According to Dr. H, “Every recipient would obtain catastrophic and preventive coverage as well as a personal health account (PHA). Enrollees could then use their PHA funds to pay for a consumer-driven option of a traditional Medicaid hospital insurance, along with a doctor of their choice; a managed care policy, with its deductibles and copayment; or a network group of local physicians.” OK, sounds reasonable.
She then goes on to say:
(Critics) “believe that Medicaid recipients will overwhelmingly choose the consumer-driven opportunities. But when consumer-driven plans are offered along with other health insurance choices, they are not necessarily the most popular. A 2005 Kaiser Family Foundation survey, for example, found that when enrollees were offered other insurance plans, only about 7 to 15 percent went the consumer-driven route. They also contend that Medicaid enrollees are too poorly educated and lack access to sources of information like the Internet. Although these sources are depicted as high tech, much of what patients learn actually comes from the phone and face-to-face interactions.”
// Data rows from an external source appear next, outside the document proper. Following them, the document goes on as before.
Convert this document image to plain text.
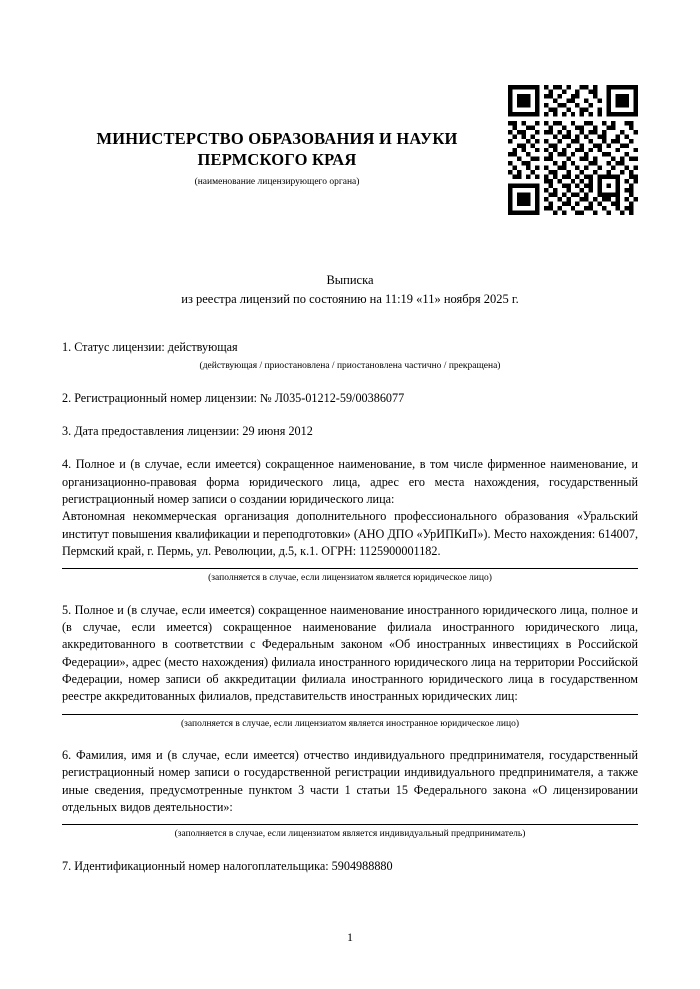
МИНИСТЕРСТВО ОБРАЗОВАНИЯ И НАУКИ ПЕРМСКОГО КРАЯ
(наименование лицензирующего органа)
Выписка
из реестра лицензий по состоянию на 11:19 «11» ноября 2025 г.

1. Статус лицензии: действующая

(действующая / приостановлена / приостановлена частично / прекращена)

2. Регистрационный номер лицензии: № Л035-01212-59/00386077

3. Дата предоставления лицензии: 29 июня 2012

4. Полное и (в случае, если имеется) сокращенное наименование, в том числе фирменное наименование, и организационно-правовая форма юридического лица, адрес его места нахождения, государственный регистрационный номер записи о создании юридического лица:

Автономная некоммерческая организация дополнительного профессионального образования «Уральский институт повышения квалификации и переподготовки» (АНО ДПО «УрИПКиП»). Место нахождения: 614007, Пермский край, г. Пермь, ул. Революции, д.5, к.1. ОГРН: 1125900001182.

(заполняется в случае, если лицензиатом является юридическое лицо)

5. Полное и (в случае, если имеется) сокращенное наименование иностранного юридического лица, полное и (в случае, если имеется) сокращенное наименование филиала иностранного юридического лица, аккредитованного в соответствии с Федеральным законом «Об иностранных инвестициях в Российской Федерации», адрес (место нахождения) филиала иностранного юридического лица на территории Российской Федерации, номер записи об аккредитации филиала иностранного юридического лица в государственном реестре аккредитованных филиалов, представительств иностранных юридических лиц:

(заполняется в случае, если лицензиатом является иностранное юридическое лицо)

6. Фамилия, имя и (в случае, если имеется) отчество индивидуального предпринимателя, государственный регистрационный номер записи о государственной регистрации индивидуального предпринимателя, а также иные сведения, предусмотренные пунктом 3 части 1 статьи 15 Федерального закона «О лицензировании отдельных видов деятельности»:

(заполняется в случае, если лицензиатом является индивидуальный предприниматель)

7. Идентификационный номер налогоплательщика: 5904988880

1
I’m not sure what to make of this. Is Dr. H’s contention that critics need not worry because most Medicaid beneficiaries won’t pick consumer-drive plans? Or is it that Medicaid folks, despite their lower educational level, will grasp health care information as quickly and completely as privately insured people? Or both?
I’m not disagreeing with Dr. H, I’m just not sure where she’s going with this.
I am somewhat confounded by her later assertions in the same article that individuals with chronic conditions covered under consumer-directed plans did a better job complying with treatment, testing, and preventive care directions than individuals in non-consumer-directed plans. Methinks the good doctor confuses a statistical relationship with a causal one.
Back in the day, HMOs recruited members by offering health club memberships, knowing that individuals who were already using clubs and those committed to/interested in improving their health status would join up, incur few claims, and therefore the net expense would be considerably less than if the HMO offered comprehensive diabetes care. Marketing and market segmentation at its best.
Just because these HMOs had a lot of people in health clubs does not mean that their members were healthier because they joined the HMO, it could mean that because the members were healthy to start with, they joined the HMO.
My bet is that the folks with chronic conditions that took care care of themselves in the consumer-directed plans were doing so before they joined. Not, as Dr. H says, that “These plans appear to have transformed how some enrollees approach their healthcare.”
a nod to fierce healthcare for the head’s up.